2010-03-27
Testing in the face of popen()
Suppose that you have a program that runs another program and uses its output; for example, you have a high level analysis program that runs a low level state gathering command (or several commands) to gather various information. Here is something that I have recently learned the hard way:
You really want to give your high level program an option to get this status output from a file instead of by running the commands.
Doing this saves you from having to recreate a specific scenario each time you want to test how your high level logic handles the situation. Instead, you reproduce each scenario once, save the output of the low level state gathering tools, and test your program offline. Speaking from personal experience, this avoids a lot of tedium and makes it entirely sure that you're re-testing exactly what you think you're re-testing, not a slightly different scenario.
There are two things to watch out for with this approach. Obviously, this only really works when you have the output of the low level tools nailed down; it's fairly pointless if you're still determining what information they have to output and what format it needs to be in. Second, you need to be sure that your low level tools really always produce the same information (and in the same format) on all of the systems you're going to run your high level program on.
(I have run into some cases where this wasn't so, even when I wrote the low level tools myself, because some systems just didn't provide some bits of information or reported the same scenario in different ways. Of course, this is unpleasant to find out at any point in development.)
2010-03-19
The problem with general purpose languages as configuration languages
Lately, one of the popular ways to configure programs is not to come up with a custom configuration language or format (and the associated parsers and so on) but to use a general purpose language for this purpose, generally augmented with as much of a DSL as you can wedge in. One example of this is Rake, but there are others; I have the impression that it's most popular when there may be actual logic that you need to express in the program configuration, as is the case for makefiles.
It's my view that having your program configured through writing things in a general purpose language is generally a bad mistake (at least once you consider the purpose of configuration systems). To put it simply, the problem with configuration systems is almost always that they lack clarity, not that they lack power.
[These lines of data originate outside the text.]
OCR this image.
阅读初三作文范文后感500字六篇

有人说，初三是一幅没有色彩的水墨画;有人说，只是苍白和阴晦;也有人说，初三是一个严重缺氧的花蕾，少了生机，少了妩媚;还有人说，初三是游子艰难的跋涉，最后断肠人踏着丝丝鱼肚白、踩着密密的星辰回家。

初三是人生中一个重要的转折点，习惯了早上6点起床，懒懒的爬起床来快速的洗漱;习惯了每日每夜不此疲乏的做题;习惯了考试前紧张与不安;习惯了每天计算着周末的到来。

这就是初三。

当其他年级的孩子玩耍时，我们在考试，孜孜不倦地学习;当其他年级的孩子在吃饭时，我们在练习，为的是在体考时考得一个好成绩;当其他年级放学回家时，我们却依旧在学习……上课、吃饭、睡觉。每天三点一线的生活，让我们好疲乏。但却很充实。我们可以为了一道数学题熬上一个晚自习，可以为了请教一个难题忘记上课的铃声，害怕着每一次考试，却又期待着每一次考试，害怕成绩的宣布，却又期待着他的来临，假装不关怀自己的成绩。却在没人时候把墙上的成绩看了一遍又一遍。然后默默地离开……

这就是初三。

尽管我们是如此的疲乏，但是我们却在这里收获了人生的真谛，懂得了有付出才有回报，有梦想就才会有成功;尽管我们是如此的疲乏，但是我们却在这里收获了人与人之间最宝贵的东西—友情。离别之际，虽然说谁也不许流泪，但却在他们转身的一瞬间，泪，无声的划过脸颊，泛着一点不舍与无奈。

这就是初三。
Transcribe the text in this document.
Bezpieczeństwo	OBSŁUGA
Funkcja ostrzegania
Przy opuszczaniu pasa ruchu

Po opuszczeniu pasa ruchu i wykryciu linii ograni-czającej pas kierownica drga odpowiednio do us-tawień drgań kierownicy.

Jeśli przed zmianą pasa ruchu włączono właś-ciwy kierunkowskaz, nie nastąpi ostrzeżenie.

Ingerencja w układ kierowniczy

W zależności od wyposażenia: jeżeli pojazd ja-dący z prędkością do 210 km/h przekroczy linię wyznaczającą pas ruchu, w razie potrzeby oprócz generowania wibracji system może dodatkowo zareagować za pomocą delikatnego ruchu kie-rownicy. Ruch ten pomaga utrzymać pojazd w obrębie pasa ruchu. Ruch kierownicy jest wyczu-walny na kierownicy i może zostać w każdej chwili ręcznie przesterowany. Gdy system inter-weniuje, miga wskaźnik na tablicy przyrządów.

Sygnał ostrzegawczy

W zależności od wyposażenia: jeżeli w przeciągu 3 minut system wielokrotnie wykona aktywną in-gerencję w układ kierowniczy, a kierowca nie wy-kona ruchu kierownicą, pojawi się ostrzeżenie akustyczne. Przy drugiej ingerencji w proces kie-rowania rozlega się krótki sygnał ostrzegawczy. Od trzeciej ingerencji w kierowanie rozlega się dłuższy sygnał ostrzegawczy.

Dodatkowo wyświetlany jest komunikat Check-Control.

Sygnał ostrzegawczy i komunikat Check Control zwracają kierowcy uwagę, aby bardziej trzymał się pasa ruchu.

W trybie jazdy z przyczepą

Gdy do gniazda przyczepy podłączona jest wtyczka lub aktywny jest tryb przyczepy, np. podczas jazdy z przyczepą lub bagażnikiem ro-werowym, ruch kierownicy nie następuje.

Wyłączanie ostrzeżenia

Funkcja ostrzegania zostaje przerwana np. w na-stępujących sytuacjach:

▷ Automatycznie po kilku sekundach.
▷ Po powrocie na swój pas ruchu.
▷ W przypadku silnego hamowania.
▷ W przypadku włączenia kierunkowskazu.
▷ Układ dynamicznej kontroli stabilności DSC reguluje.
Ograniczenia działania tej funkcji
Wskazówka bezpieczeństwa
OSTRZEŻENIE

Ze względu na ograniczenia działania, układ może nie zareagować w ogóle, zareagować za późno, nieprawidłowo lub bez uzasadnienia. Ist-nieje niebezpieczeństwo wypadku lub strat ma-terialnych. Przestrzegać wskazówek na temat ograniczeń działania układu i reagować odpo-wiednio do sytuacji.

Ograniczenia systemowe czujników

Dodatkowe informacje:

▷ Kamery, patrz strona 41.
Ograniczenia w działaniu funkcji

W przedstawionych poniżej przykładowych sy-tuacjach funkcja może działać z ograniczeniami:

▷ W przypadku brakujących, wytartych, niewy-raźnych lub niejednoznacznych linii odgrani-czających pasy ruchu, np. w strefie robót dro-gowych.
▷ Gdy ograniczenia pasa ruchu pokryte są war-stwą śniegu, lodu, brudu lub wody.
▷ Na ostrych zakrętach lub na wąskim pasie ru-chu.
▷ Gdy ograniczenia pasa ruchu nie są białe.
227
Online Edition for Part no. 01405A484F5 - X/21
Using a general purpose language is adding power while subtracting clarity; now, in order to understand what the configuration is going to do you need to mentally execute the configuration program in your head, on top of understanding the effects of the configuration options themselves. Overall, this means that you're solving the wrong problem. Even if your configuration system lacks both clarity and power, using a general purpose language solves only half of the problem while making the other half worse.
(It is a rare configuration system indeed that has clarity to spare but lacks power.)
It's easy to see why this approach to the problem is superficially attractive to programmers. As the old math joke goes, it reduces configuration systems to an already solved problem, making them into 'just' simple programs, and in a powerful language that someone else has already designed and implemented.
(I've observed that programmers tend to like hitting things with the programming hammer, as it were, and feel that programming can be the solution to all problems. Sometimes this works well; sometimes it produces things that only programmers like.)
I also suspect that attempts to twist the general purpose language into something DSL-like that is nominally human readable do more harm than good in the long run. The problem is that you're forcing people to work in two languages, not one, since now they have to know both the general purpose language and your DSL (instead of just the language and what the various subroutines you make available do). That the DSL is theoretically human readable doesn't help, because when you're dealing with a DSL you can't assume that you know what something does just because it's in pseudo-English (or pseudo-whatever).
2010-03-09
How not to design an API (in C): the enum ordering mistake
Suppose that you are creating an API in C and that you have a return
value that is just right for an enum; for example, it communicates
either 'all is okay' or some range of errors and exceptional conditions.
Here's how not to write this API:
typedef enum { ERROR_1, ERROR_2, ERROR_3, ALL_OK } error_t;
You don't want to do this, because sooner or later you're going to want
to add another error condition, ERROR_4, and the end result of
putting it after ALL_OK is going to look somewhere between ugly and
stupid.
The rule of thumb with enums and similar objects is that the fixed point goes at the start of the range. You are unlikely to have more than one 'all is fine' return code, so it is the fixed point and goes at the start.
The extra special way not to design this API is to do this and then
just put ERROR_4 where it belongs, ie before ALL_OK. If you
do this, any number of people will throttle you because you have just
destroyed binary compatibility by renumbering ALL_OK's actual value.
Worse, the broken binary compatibility may be subtle, depending on where
and how people use the enum, since only one value has shifted.
(Admittedly this is only an issue in C and similar compiled languages
that turn enums into actual integers behind the scenes. In other
languages, this confusion can't happen; either ALL_OK is silently
renumbered in all code that's using it or ALL_OK is purely a symbol
with no numeric value attached to it as such.)
You would think that people wouldn't do this. Sadly, I have just seen this mistake made in software from a major vendor, assuming that it was a mistake instead of a deliberate decision to subtly punish people who counted on binary compatibility when it wasn't documented.
(PS: if you want to punish these people, it is much more productive and direct to spectacularly break your ABI so that people can't help but notice. People are kind of slow to notice subtle problems and they may not even realize what's going on for some time.)